Por que é importante
O caso introduz uma nova teoria legal que não tem precedente claro na lei de propriedade dos EUA. Ao rotular as moedas como "perdidas" em vez de mantidas, os demandantes evitam a tarefa quase impossível de provar a identidade ou a intenção de Satoshi — em vez disso, baseiam-se apenas na dormência como fundamento para a reivindicação. Essa formulação, se ganhar alguma tração judicial, estabelece um precedente perigoso para qualquer endereço de Bitcoin que esteja dormente há muito tempo, não apenas para o de Satoshi. Cada carteira que permaneceu intocada durante anos poderia teoricamente ser varrida para a mesma categoria legal.
Impacto no mercado
O impacto imediato no preço é limitado, mas a ação judicial acrescenta uma lista crescente de incertezas legais em torno da oferta da era fundadora do Bitcoin.

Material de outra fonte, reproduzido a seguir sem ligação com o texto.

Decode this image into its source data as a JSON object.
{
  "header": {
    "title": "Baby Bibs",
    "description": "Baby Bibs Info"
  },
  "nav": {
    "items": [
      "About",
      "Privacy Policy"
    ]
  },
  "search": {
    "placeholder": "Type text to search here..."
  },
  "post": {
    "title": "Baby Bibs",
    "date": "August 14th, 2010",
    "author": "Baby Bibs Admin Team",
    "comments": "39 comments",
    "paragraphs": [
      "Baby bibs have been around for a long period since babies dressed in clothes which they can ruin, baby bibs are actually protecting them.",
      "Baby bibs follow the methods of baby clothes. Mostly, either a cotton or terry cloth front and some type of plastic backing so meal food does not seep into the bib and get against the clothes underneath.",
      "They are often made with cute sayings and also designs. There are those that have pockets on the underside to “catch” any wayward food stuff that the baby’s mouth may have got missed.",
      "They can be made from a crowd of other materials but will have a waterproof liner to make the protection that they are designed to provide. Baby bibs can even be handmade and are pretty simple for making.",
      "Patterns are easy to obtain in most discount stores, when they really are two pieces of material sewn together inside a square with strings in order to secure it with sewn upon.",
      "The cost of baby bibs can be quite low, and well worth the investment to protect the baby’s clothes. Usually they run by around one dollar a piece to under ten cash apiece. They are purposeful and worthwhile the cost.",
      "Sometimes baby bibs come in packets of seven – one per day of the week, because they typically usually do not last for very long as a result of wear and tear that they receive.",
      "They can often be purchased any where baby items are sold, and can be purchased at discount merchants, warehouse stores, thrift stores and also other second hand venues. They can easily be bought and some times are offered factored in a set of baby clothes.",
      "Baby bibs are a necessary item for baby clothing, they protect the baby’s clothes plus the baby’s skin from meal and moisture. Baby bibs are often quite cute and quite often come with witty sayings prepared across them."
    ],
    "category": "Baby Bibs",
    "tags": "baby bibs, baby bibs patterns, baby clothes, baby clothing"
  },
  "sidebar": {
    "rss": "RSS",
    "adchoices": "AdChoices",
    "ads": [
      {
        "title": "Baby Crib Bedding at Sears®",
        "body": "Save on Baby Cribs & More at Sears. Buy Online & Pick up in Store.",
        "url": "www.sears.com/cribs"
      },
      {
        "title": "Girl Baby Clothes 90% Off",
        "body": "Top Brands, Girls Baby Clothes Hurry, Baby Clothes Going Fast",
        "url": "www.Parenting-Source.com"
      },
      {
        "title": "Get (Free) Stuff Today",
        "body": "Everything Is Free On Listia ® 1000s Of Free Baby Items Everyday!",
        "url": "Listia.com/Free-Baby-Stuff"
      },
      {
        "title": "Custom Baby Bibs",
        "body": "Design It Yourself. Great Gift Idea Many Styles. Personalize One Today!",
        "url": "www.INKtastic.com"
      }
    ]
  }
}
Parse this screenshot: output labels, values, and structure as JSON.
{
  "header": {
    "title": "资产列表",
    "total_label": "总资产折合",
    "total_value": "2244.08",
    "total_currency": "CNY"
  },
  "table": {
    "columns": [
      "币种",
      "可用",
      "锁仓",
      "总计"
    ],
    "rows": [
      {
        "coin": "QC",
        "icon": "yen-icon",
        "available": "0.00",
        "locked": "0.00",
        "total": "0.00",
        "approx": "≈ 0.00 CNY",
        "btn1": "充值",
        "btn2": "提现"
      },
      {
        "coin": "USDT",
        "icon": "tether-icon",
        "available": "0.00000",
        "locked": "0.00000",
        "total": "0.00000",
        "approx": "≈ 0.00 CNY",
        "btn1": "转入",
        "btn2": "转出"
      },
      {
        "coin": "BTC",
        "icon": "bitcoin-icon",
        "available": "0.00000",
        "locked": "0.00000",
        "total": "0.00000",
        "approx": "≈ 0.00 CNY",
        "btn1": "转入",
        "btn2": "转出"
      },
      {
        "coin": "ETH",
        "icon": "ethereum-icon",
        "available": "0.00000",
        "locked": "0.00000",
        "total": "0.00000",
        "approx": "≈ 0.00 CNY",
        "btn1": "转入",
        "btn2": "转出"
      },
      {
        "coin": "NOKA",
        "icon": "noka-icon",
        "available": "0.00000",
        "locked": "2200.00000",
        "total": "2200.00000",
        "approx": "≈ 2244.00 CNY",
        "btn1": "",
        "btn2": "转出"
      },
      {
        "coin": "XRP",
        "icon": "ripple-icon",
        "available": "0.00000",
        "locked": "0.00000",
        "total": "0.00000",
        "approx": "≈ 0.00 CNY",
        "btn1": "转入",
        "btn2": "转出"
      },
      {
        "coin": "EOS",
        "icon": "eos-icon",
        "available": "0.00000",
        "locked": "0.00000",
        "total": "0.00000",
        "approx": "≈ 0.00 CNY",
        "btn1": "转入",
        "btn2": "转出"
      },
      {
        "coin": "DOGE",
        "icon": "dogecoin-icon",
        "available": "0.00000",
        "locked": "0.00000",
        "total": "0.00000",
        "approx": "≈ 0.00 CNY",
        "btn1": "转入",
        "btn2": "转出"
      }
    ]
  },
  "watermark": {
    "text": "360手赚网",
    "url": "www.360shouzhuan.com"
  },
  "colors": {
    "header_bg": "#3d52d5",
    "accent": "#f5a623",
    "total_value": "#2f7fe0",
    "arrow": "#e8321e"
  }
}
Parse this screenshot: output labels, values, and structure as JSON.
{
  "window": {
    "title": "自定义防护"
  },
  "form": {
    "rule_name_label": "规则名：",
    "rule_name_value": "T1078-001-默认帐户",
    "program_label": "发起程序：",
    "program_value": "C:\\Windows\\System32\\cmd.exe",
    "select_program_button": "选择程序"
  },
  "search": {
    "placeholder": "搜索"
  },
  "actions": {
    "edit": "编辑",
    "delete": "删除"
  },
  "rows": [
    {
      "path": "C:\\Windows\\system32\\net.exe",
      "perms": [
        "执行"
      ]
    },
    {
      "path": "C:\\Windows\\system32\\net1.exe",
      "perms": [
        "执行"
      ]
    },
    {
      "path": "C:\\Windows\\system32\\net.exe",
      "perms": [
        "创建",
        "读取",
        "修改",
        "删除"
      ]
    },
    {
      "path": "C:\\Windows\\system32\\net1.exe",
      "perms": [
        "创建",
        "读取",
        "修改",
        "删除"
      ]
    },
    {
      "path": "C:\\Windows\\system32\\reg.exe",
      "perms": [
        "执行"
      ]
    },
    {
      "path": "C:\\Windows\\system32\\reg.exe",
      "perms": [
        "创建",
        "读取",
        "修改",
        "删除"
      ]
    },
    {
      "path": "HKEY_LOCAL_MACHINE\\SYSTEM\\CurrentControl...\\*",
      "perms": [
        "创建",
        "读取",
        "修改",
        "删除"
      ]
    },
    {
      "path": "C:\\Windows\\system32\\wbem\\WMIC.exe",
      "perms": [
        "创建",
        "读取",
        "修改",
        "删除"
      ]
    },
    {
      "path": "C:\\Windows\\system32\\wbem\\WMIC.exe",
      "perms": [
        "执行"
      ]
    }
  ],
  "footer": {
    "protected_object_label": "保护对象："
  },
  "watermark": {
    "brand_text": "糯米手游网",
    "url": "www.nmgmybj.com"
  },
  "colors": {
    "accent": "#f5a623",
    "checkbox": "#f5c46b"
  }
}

Historicamente, os mercados ignoraram teorias de carteiras dormentes, mas um processo credível em Nova Iorque — uma jurisdição financeira importante — é mais difícil de desconsiderar do que alegações marginais. O gatilho chave a observar é qualquer movimento on-chain de endereços ligados à era de mineração conhecida de Satoshi: sob a lógica desta ação judicial, esse movimento ativaria instantaneamente a armadilha legal que os demandantes estabeleceram.